This blog was originally posted on the ChartiO Blog on 3/14/17.
It’s never been more important to know what’s happening now
Pretty much every technological development we are seeing – be it IoT, augmented reality or any one of the thousand other changes happening right now – involves doing things over shorter and shorter timescales.
This means that to run your business, you need to know what’s happening now. Lags between an event happening and knowing about the event impede our ability to act – you can’t do something if you don’t have the information. Fast-moving systems also allow failures to escalate and propagate before you’ve seen them. Since you can’t stop what you don’t know about, high-performance, real-time command and control systems are a critical element of 21st century infrastructure.
Mass-scale, accurate counting is hard
Accurate counting of events is key to understanding your business, but counting very large numbers of events accurately is hard.
The traditional approach is to store all the data until a defined time period has elapsed and then count them. This means if your time period is five minutes, you can never, ever be less than five minutes behind reality. While you might be able to get closer by using smaller time windows you can never get to now, and as your time windows get smaller and smaller the computational overhead will increase geometrically.
Another approach is to increment whatever counters are needed as each event happens, ideally in an ACID manner. This works well in small-scale demos or during simplistic ‘Kung Fu Villain’ benchmarks that involve all the data showing up in a neat and predictable order. But traditional databases don’t handle simultaneous updates to counts of things well, and are prone to locking issues. They especially hate it when being queried for a dashboard at the same time, as the large number of incomplete transactions makes it very hard to provide a read-consistent view of state at the start of the query.
NoSQL solutions generally aren’t much better, as they often rely on eventual consistency or other architectures that don’t guarantee accurate, up-to-date numbers.
While ChartIO essentially solves the dashboard creation problem, you still need a high-performance system to classify and count streams of data events.
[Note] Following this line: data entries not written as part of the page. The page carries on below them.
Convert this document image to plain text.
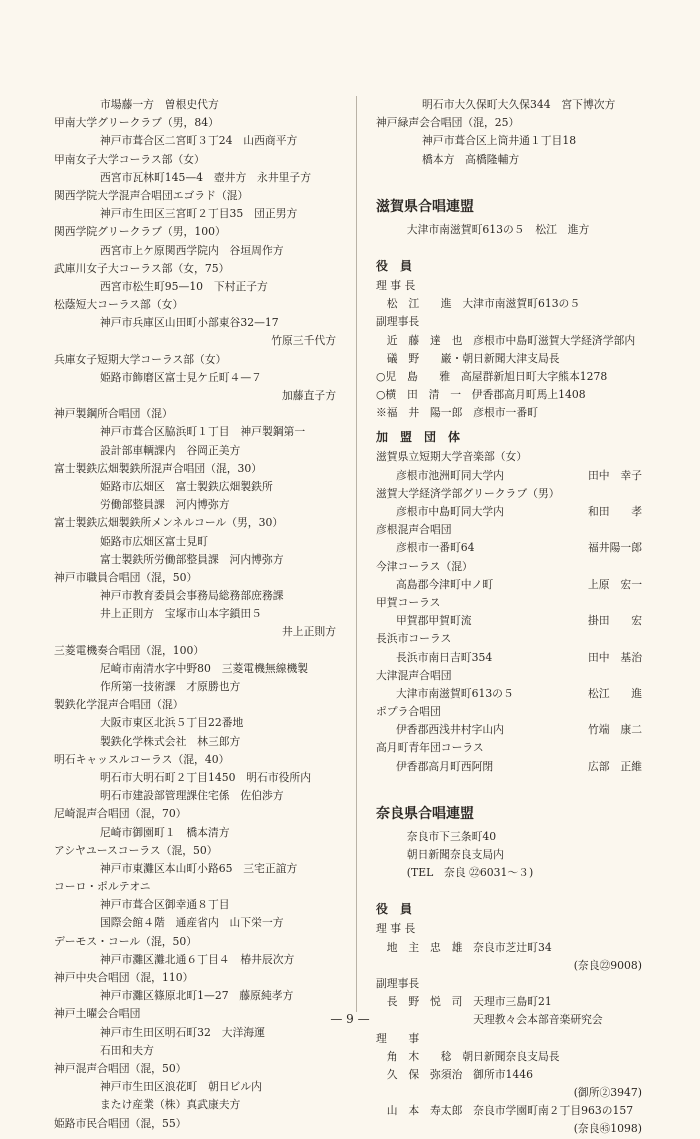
市場藤一方　曽根史代方
甲南大学グリークラブ（男，84）
神戸市葺合区二宮町３丁24　山西商平方
甲南女子大学コーラス部（女）
西宮市瓦林町145—4　壺井方　永井里子方
関西学院大学混声合唱団エゴラド（混）
神戸市生田区三宮町２丁目35　団正男方
関西学院グリークラブ（男，100）
西宮市上ケ原関西学院内　谷垣周作方
武庫川女子大コーラス部（女，75）
西宮市松生町95—10　下村正子方
松蔭短大コーラス部（女）
神戸市兵庫区山田町小部東谷32—17
竹原三千代方
兵庫女子短期大学コーラス部（女）
姫路市飾磨区富士見ケ丘町４—７
加藤直子方
神戸製鋼所合唱団（混）
神戸市葺合区脇浜町１丁目　神戸製鋼第一
設計部車輌課内　谷岡正美方
富士製鉄広畑製鉄所混声合唱団（混，30）
姫路市広畑区　富士製鉄広畑製鉄所
労働部整員課　河内博弥方
富士製鉄広畑製鉄所メンネルコール（男，30）
姫路市広畑区富士見町
富士製鉄所労働部整員課　河内博弥方
神戸市職員合唱団（混，50）
神戸市教育委員会事務局総務部庶務課
井上正則方　宝塚市山本字鎖田５
井上正則方
三菱電機奏合唱団（混，100）
尼崎市南清水字中野80　三菱電機無線機製
作所第一技術課　才原勝也方
製鉄化学混声合唱団（混）
大阪市東区北浜５丁目22番地
製鉄化学株式会社　林三郎方
明石キャッスルコーラス（混，40）
明石市大明石町２丁目1450　明石市役所内
明石市建設部管理課住宅係　佐伯渉方
尼崎混声合唱団（混，70）
尼崎市御園町１　橋本清方
アシヤユースコーラス（混，50）
神戸市東灘区本山町小路65　三宅正誼方
コーロ・ポルテオニ
神戸市葺合区御幸通８丁目
国際会館４階　通産省内　山下栄一方
デーモス・コール（混，50）
神戸市灘区灘北通６丁目４　椿井辰次方
神戸中央合唱団（混，110）
神戸市灘区篠原北町1—27　藤原純孝方
神戸土曜会合唱団
神戸市生田区明石町32　大洋海運
石田和夫方
神戸混声合唱団（混，50）
神戸市生田区浪花町　朝日ビル内
またけ産業（株）真武康夫方
姫路市民合唱団（混，55）
明石市大久保町大久保344　宮下博次方
神戸緑声会合唱団（混，25）
神戸市葺合区上筒井通１丁目18
橋本方　高橋隆輔方
滋賀県合唱連盟
　大津市南滋賀町613の５　松江　進方
役　員
理 事 長
　松　江　　進　大津市南滋賀町613の５
副理事長
　近　藤　達　也　彦根市中島町滋賀大学経済学部内
　礒　野　　巌・朝日新聞大津支局長
○児　島　　雅　高屋群新旭日町大字熊本1278
○横　田　清　一　伊香郡高月町馬上1408
※福　井　陽一郎　彦根市一番町
加　盟　団　体
滋賀県立短期大学音楽部（女）
彦根市池洲町同大学内	田中　幸子
滋賀大学経済学部グリークラブ（男）
彦根市中島町同大学内	和田　　孝
彦根混声合唱団
彦根市一番町64	福井陽一郎
今津コーラス（混）
高島郡今津町中ノ町	上原　宏一
甲賀コーラス
甲賀郡甲賀町流	掛田　　宏
長浜市コーラス
長浜市南日吉町354	田中　基治
大津混声合唱団
大津市南滋賀町613の５	松江　　進
ポプラ合唱団
伊香郡西浅井村字山内	竹端　康二
高月町青年団コーラス
伊香郡高月町西阿閉	広部　正維
奈良県合唱連盟
　奈良市下三条町40
　朝日新聞奈良支局内
　(TEL　奈良 ㉒6031～３)
役　員
理 事 長
　地　主　忠　雄　奈良市芝辻町34
(奈良㉒9008)
副理事長
　長　野　悦　司　天理市三島町21
　　　　　　　　　天理教々会本部音楽研究会
理　　事
　角　木　　稔　朝日新聞奈良支局長
　久　保　弥須治　御所市1446
(御所②3947)
　山　本　寿太郎　奈良市学園町南２丁目963の157
(奈良㊺1098)
— 9 —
Getting to ‘now’ with VoltDB and ChartIO
VoltDB is a NewSQL, cloud-friendly RDBMS that excels at accurately counting and classifying events. Major US telephone companies use it for keeping track of mobile phone credit usage in real-time, even when multiple people, possibly in multiple locations, share accounts.
A key strength of VoltDB is its proven ability to handle hundreds of thousands of transactions per second. In a ChartIO dashboard scenario, each of those transactions could be an asynchronous report of an event we want to measure, such as a bus arriving at a stop, the amount of money at stake in an organization with multiple trading desks, or the latency profile of a time-sensitive application.
Each transaction we receive can update one or more rows in one or more tables keeping track of state. It is perfectly normal for VoltDB to keep track of millions of ‘things’ at once.
We can then use VoltDB’s materialized views to turn the ‘thing’ level data into totals that ChartIO’s JDBC engine can work with. A key feature of VoltDB’s views is that they are re-calculated every time the underlying table changes, which means their values are always correct – and they can still be read without the contention and read-consistency issues seen with legacy RDBMS products.
- In order to get this to work you’ll need to make VoltDB’s port (21212 by default) visible from ChartIO.
- You’ll then need to use the VoltDB JDBC driver, which is available within ChartIO’s user interface.
- VoltDB will run happily on any Linux distro, but obviously very heavy loads will require some form of sizing/proof of concept exercise.
- VoltDB is now available by the hour in AWS, so it’s easy to spin up a PoC to try it yourself.
- Create a ChartIO account
- Download VoltDB from here
ChartIO and VoltDB are complementary. VoltDB has the ability to ingest, classify and count massive real-time streams of data as fast as it receives them. ChartIO can then be used to create an enterprise dashboard that’s as up to date as your data is.